Currently there are several shops that are starting to sell fashion to men. I blame Burtons myself. That used to be a staid and sensible shop selling suits to men who had either received a wedding invite or given one out. Now they have designer underpants and fancy clothes.The toughest decision I used to make was what T-shirt to put on that day. That was normally made by simply seeing which one smelt the least. Life was so much simpler then, Jeans, T-shirt with a band`s logo on it and a jacket if it was cold. Fashion was for girls and men cared not a hoot as long as their clothing didnt repel a tramp from fifty paces or look too different from their drinking buddies.
Men shop so differently from women.With men there is no messing about, a time limit,a number of shop limit and of course a number of visits to the changing room limit. After that if it fits it is suitable to be purchased. If the waistband turns your legs blue but the pub is opening in ten minutes, tough, you made a poor choice and must buy the trousers and scurry to the pub and moan to your mates that you have spent ages shopping. ( Bloke talk meanes that “Ages” means more that fifteen minutes).

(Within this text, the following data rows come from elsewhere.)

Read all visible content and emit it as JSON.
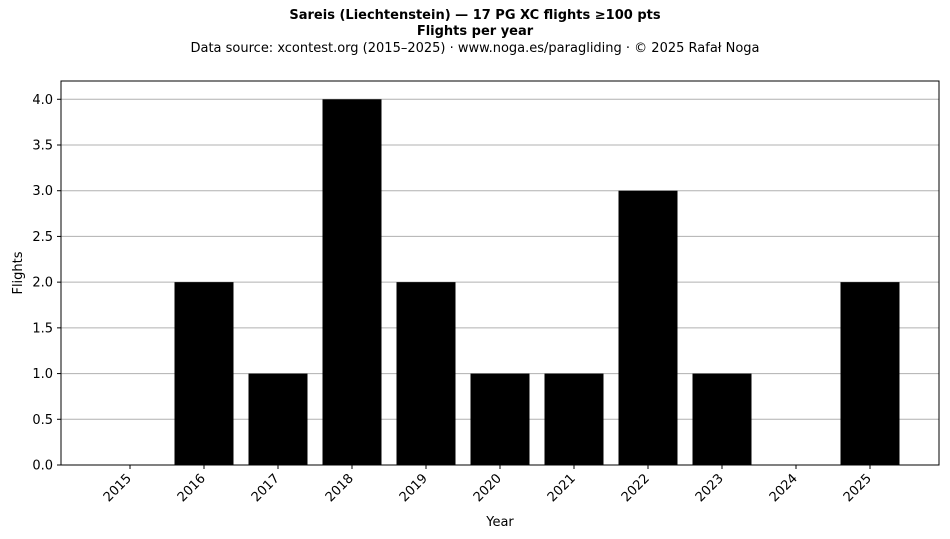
{
  "titles": {
    "line1": "Sareis (Liechtenstein)  —  17 PG XC flights ≥100 pts",
    "line2": "Flights per year",
    "line3": "Data source: xcontest.org (2015–2025)  ·  www.noga.es/paragliding  ·  © 2025 Rafał Noga"
  },
  "chart_data": {
    "type": "bar",
    "title": "Sareis (Liechtenstein)  —  17 PG XC flights ≥100 pts",
    "subtitle": "Flights per year",
    "xlabel": "Year",
    "ylabel": "Flights",
    "categories": [
      "2015",
      "2016",
      "2017",
      "2018",
      "2019",
      "2020",
      "2021",
      "2022",
      "2023",
      "2024",
      "2025"
    ],
    "values": [
      0,
      2,
      1,
      4,
      2,
      1,
      1,
      3,
      1,
      0,
      2
    ],
    "ylim": [
      0,
      4.2
    ],
    "yticks": [
      0.0,
      0.5,
      1.0,
      1.5,
      2.0,
      2.5,
      3.0,
      3.5,
      4.0
    ],
    "ytick_labels": [
      "0.0",
      "0.5",
      "1.0",
      "1.5",
      "2.0",
      "2.5",
      "3.0",
      "3.5",
      "4.0"
    ],
    "grid": "horizontal",
    "bar_color": "#000000",
    "grid_color": "#b0b0b0"
  }
}
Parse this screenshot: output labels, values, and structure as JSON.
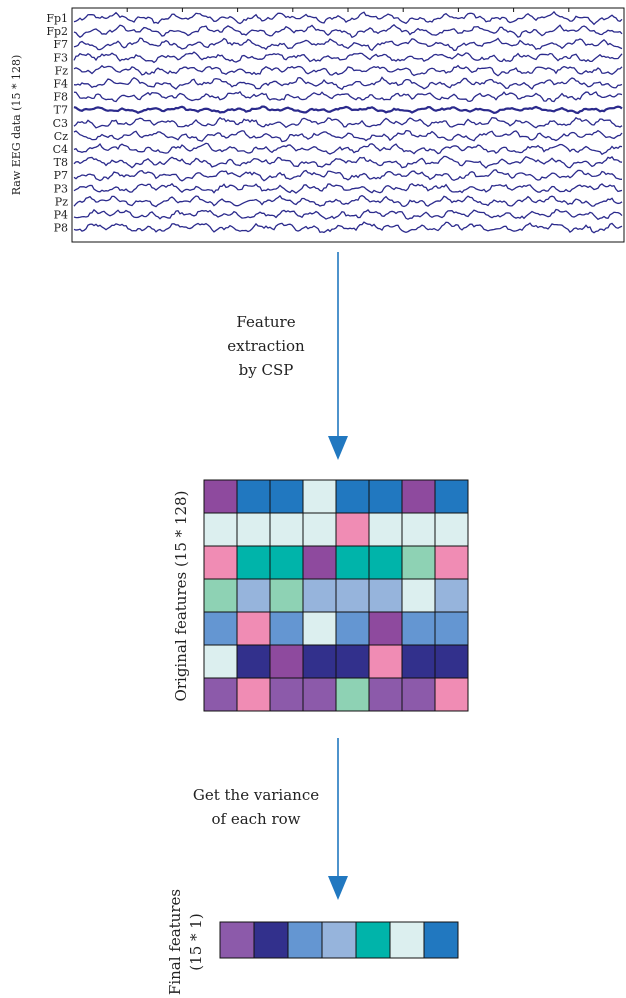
{
  "eeg": {
    "y_label": "Raw EEG data (15 * 128)",
    "channels": [
      "Fp1",
      "Fp2",
      "F7",
      "F3",
      "Fz",
      "F4",
      "F8",
      "T7",
      "C3",
      "Cz",
      "C4",
      "T8",
      "P7",
      "P3",
      "Pz",
      "P4",
      "P8"
    ],
    "trace_color": "#2b2a8c"
  },
  "step1": {
    "lines": [
      "Feature",
      "extraction",
      "by CSP"
    ]
  },
  "original": {
    "label": "Original features (15 * 128)",
    "grid": [
      [
        "#8e4a9e",
        "#2178c0",
        "#2178c0",
        "#dcefef",
        "#2178c0",
        "#2178c0",
        "#8e4a9e",
        "#2178c0"
      ],
      [
        "#dcefef",
        "#dcefef",
        "#dcefef",
        "#dcefef",
        "#f08cb4",
        "#dcefef",
        "#dcefef",
        "#dcefef"
      ],
      [
        "#f08cb4",
        "#00b4aa",
        "#00b4aa",
        "#8e4a9e",
        "#00b4aa",
        "#00b4aa",
        "#8ed2b4",
        "#f08cb4"
      ],
      [
        "#8ed2b4",
        "#96b4dc",
        "#8ed2b4",
        "#96b4dc",
        "#96b4dc",
        "#96b4dc",
        "#dcefef",
        "#96b4dc"
      ],
      [
        "#6496d2",
        "#f08cb4",
        "#6496d2",
        "#dcefef",
        "#6496d2",
        "#8e4a9e",
        "#6496d2",
        "#6496d2"
      ],
      [
        "#dcefef",
        "#32308c",
        "#8e4a9e",
        "#32308c",
        "#32308c",
        "#f08cb4",
        "#32308c",
        "#32308c"
      ],
      [
        "#8c5aaa",
        "#f08cb4",
        "#8c5aaa",
        "#8c5aaa",
        "#8ed2b4",
        "#8c5aaa",
        "#8c5aaa",
        "#f08cb4"
      ]
    ]
  },
  "step2": {
    "lines": [
      "Get the variance",
      "of each row"
    ]
  },
  "final": {
    "label_lines": [
      "Final features",
      "(15 * 1)"
    ],
    "cells": [
      "#8c5aaa",
      "#32308c",
      "#6496d2",
      "#96b4dc",
      "#00b4aa",
      "#dcefef",
      "#2178c0"
    ]
  },
  "colors": {
    "arrow": "#2178c0",
    "grid_line": "#111111"
  }
}
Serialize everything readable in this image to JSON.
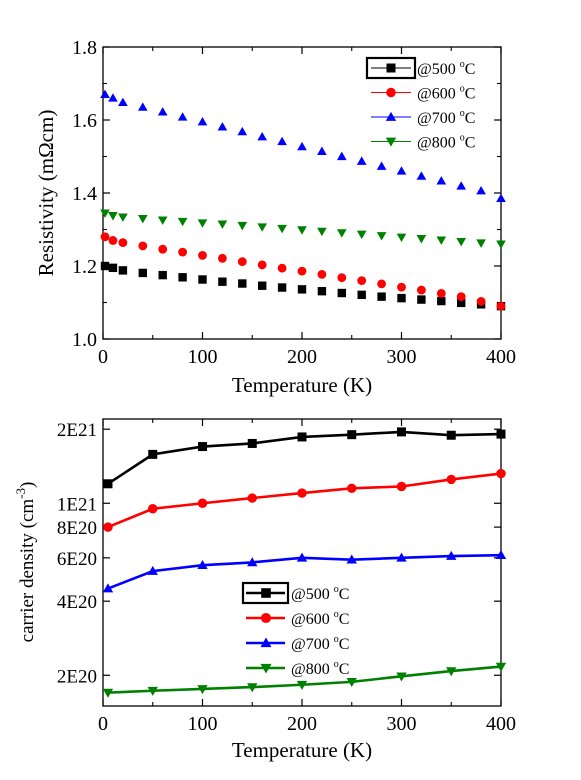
{
  "chart_data": [
    {
      "type": "scatter",
      "xlabel": "Temperature (K)",
      "ylabel": "Resistivity (mΩcm)",
      "xlim": [
        0,
        400
      ],
      "ylim": [
        1.0,
        1.8
      ],
      "x_ticks": [
        0,
        100,
        200,
        300,
        400
      ],
      "x_tick_labels": [
        "0",
        "100",
        "200",
        "300",
        "400"
      ],
      "y_ticks": [
        1.0,
        1.2,
        1.4,
        1.6,
        1.8
      ],
      "y_tick_labels": [
        "1.0",
        "1.2",
        "1.4",
        "1.6",
        "1.8"
      ],
      "grid": false,
      "legend_position": "top-right",
      "series": [
        {
          "name": "@500 °C",
          "color": "#000000",
          "marker": "square",
          "x": [
            2,
            10,
            20,
            40,
            60,
            80,
            100,
            120,
            140,
            160,
            180,
            200,
            220,
            240,
            260,
            280,
            300,
            320,
            340,
            360,
            380,
            400
          ],
          "values": [
            1.2,
            1.195,
            1.188,
            1.181,
            1.175,
            1.169,
            1.163,
            1.157,
            1.152,
            1.146,
            1.141,
            1.136,
            1.131,
            1.126,
            1.121,
            1.116,
            1.112,
            1.108,
            1.104,
            1.099,
            1.095,
            1.09
          ]
        },
        {
          "name": "@600 °C",
          "color": "#ff0000",
          "marker": "circle",
          "x": [
            2,
            10,
            20,
            40,
            60,
            80,
            100,
            120,
            140,
            160,
            180,
            200,
            220,
            240,
            260,
            280,
            300,
            320,
            340,
            360,
            380,
            400
          ],
          "values": [
            1.28,
            1.27,
            1.264,
            1.255,
            1.246,
            1.238,
            1.229,
            1.221,
            1.212,
            1.203,
            1.194,
            1.186,
            1.177,
            1.168,
            1.16,
            1.151,
            1.142,
            1.134,
            1.125,
            1.116,
            1.103,
            1.09
          ]
        },
        {
          "name": "@700 °C",
          "color": "#0000ff",
          "marker": "triangle-up",
          "x": [
            2,
            10,
            20,
            40,
            60,
            80,
            100,
            120,
            140,
            160,
            180,
            200,
            220,
            240,
            260,
            280,
            300,
            320,
            340,
            360,
            380,
            400
          ],
          "values": [
            1.67,
            1.66,
            1.648,
            1.635,
            1.622,
            1.608,
            1.595,
            1.581,
            1.568,
            1.554,
            1.541,
            1.527,
            1.514,
            1.5,
            1.487,
            1.473,
            1.46,
            1.446,
            1.433,
            1.419,
            1.406,
            1.385
          ]
        },
        {
          "name": "@800 °C",
          "color": "#008000",
          "marker": "triangle-down",
          "x": [
            2,
            10,
            20,
            40,
            60,
            80,
            100,
            120,
            140,
            160,
            180,
            200,
            220,
            240,
            260,
            280,
            300,
            320,
            340,
            360,
            380,
            400
          ],
          "values": [
            1.345,
            1.338,
            1.334,
            1.33,
            1.326,
            1.322,
            1.318,
            1.315,
            1.311,
            1.307,
            1.303,
            1.299,
            1.295,
            1.291,
            1.287,
            1.283,
            1.279,
            1.275,
            1.271,
            1.267,
            1.263,
            1.26
          ]
        }
      ]
    },
    {
      "type": "line",
      "xlabel": "Temperature (K)",
      "ylabel": "carrier density (cm",
      "ylabel_sup": "-3",
      "ylabel_close": ")",
      "xlim": [
        0,
        400
      ],
      "ylim": [
        1.5e+20,
        2.2e+21
      ],
      "yscale": "log",
      "x_ticks": [
        0,
        100,
        200,
        300,
        400
      ],
      "x_tick_labels": [
        "0",
        "100",
        "200",
        "300",
        "400"
      ],
      "y_ticks": [
        2e+20,
        4e+20,
        6e+20,
        8e+20,
        1e+21,
        2e+21
      ],
      "y_tick_labels": [
        "2E20",
        "4E20",
        "6E20",
        "8E20",
        "1E21",
        "2E21"
      ],
      "grid": false,
      "legend_position": "bottom-center",
      "series": [
        {
          "name": "@500 °C",
          "color": "#000000",
          "marker": "square",
          "x": [
            5,
            50,
            100,
            150,
            200,
            250,
            300,
            350,
            400
          ],
          "values": [
            1.2e+21,
            1.58e+21,
            1.7e+21,
            1.75e+21,
            1.86e+21,
            1.9e+21,
            1.95e+21,
            1.89e+21,
            1.91e+21
          ]
        },
        {
          "name": "@600 °C",
          "color": "#ff0000",
          "marker": "circle",
          "x": [
            5,
            50,
            100,
            150,
            200,
            250,
            300,
            350,
            400
          ],
          "values": [
            8e+20,
            9.5e+20,
            1e+21,
            1.05e+21,
            1.1e+21,
            1.15e+21,
            1.17e+21,
            1.25e+21,
            1.32e+21
          ]
        },
        {
          "name": "@700 °C",
          "color": "#0000ff",
          "marker": "triangle-up",
          "x": [
            5,
            50,
            100,
            150,
            200,
            250,
            300,
            350,
            400
          ],
          "values": [
            4.5e+20,
            5.3e+20,
            5.6e+20,
            5.75e+20,
            6e+20,
            5.9e+20,
            6e+20,
            6.1e+20,
            6.15e+20
          ]
        },
        {
          "name": "@800 °C",
          "color": "#008000",
          "marker": "triangle-down",
          "x": [
            5,
            50,
            100,
            150,
            200,
            250,
            300,
            350,
            400
          ],
          "values": [
            1.7e+20,
            1.73e+20,
            1.76e+20,
            1.79e+20,
            1.83e+20,
            1.88e+20,
            1.98e+20,
            2.08e+20,
            2.17e+20
          ]
        }
      ]
    }
  ]
}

Naturally enough there are some exceptions. Even if the pub is open a man can spend as much time as he likes in Halfords. Carefully deciding which car polish to buy and not to use and of course the Halfords manuals to cars you do not own are there to be carefully browsed. They sell tools you don`t need and bikes that you will never ride.Blokes understand that you should look at ICE and subwoofers then nod sagely as the salesman talks in gobbledygook about the wattage per channel. We look at the carpet set for an M3 BMW despite the fact we have a ten-year old Ford Fiesta mouldering quietly in the car park.This is a man-shop. It just needs a bar to be perfect….
The other place a man is at home is in a DIY store. There he can gaze longingly at the powertools he has no use for but just wants. Wife complains as I leave the shop with another set of screwdrivers with the usual “But I thought you had already got a full set of screwdrivers?”.She does not understand. You can never have enough screwdrivers,drills and powertools. They come in handy to put another shelf up to store the eight-hundred and fourty first handbag.